During a gruelling five-state swing on Sunday, Trump claimed he had momentum. He promised an economic revival and imminent delivery of a vaccine to fight the pandemic. As expected, he lashed out at his rival, Biden.

“The Biden plan will turn America into a prison state locking you down while letting the far-left rioters roam free to loot and burn,” Trump thundered Sunday at a rally in Iowa, one of the five he held in battleground states.

Trump again questioned the integrity of the U.S. election, saying a vote count that stretched past Election Day would be a “terrible thing” and suggesting his lawyers might get involved.
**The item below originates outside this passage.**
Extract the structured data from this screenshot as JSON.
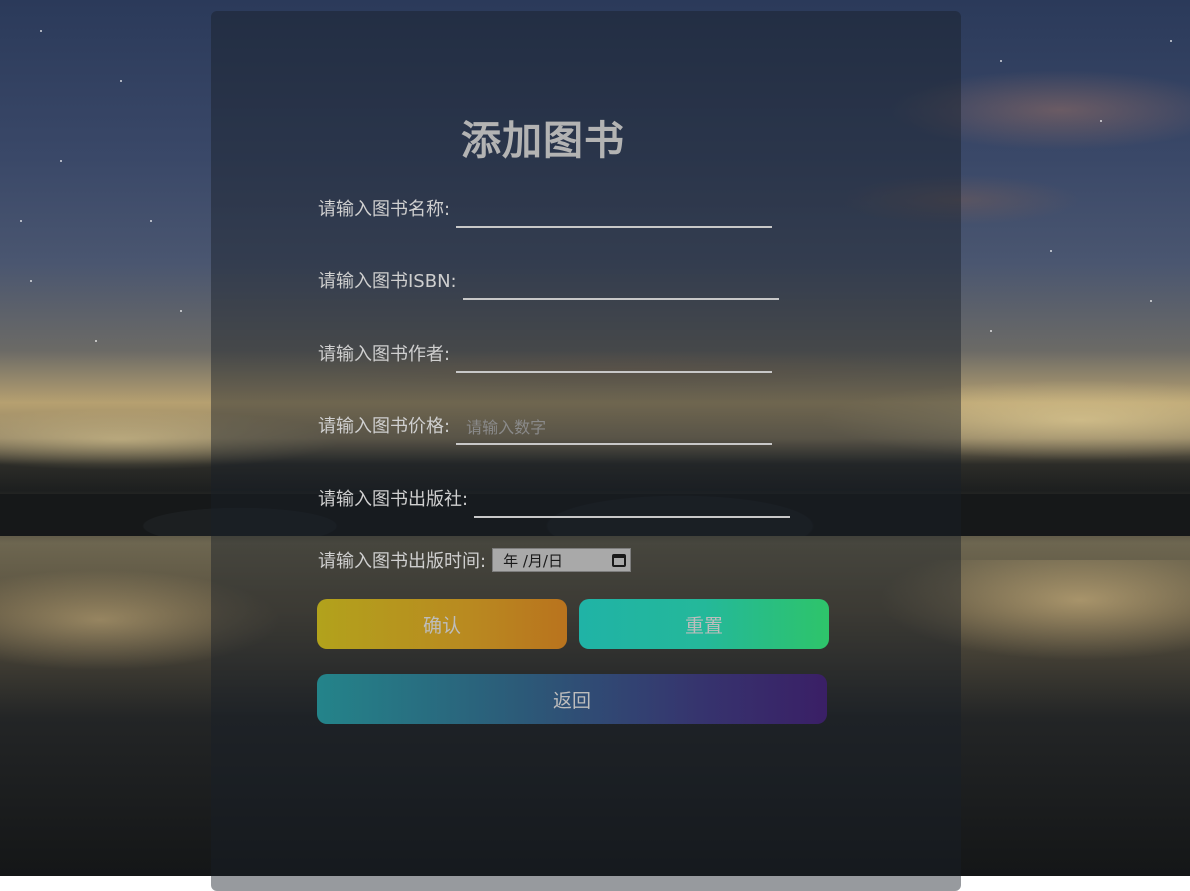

Americans have already cast nearly 60 million mail-in ballots that could take days or weeks to be counted in some states – meaning a winner might not be declared in the hours after polls close on Tuesday night.

Trump has repeatedly said without evidence that mail-in votes are prone to fraud.

“I don’t think it’s fair that we have to wait for a long period of time after the election,” Trump told reporters. Some states, including Pennsylvania, do not start processing mail-in votes until Election Day, slowing the process.

Democrats have pushed mail-in voting as a safe way to cast a ballot in the coronavirus pandemic, while Trump and Republicans are counting on a big Election Day in-person turnout.

Trump denied an Axios report that he has told confidants he will declare victory on Tuesday night if it looks like he is ahead, even if the Electoral College outcome is unclear.

“The president’s not going to steal this election,” Biden told reporters when asked about the Axios report.

A record-setting 92.2 million early votes have been cast either in-person or by mail, according to the U.S. Elections Project, representing about 40% of eligible voters.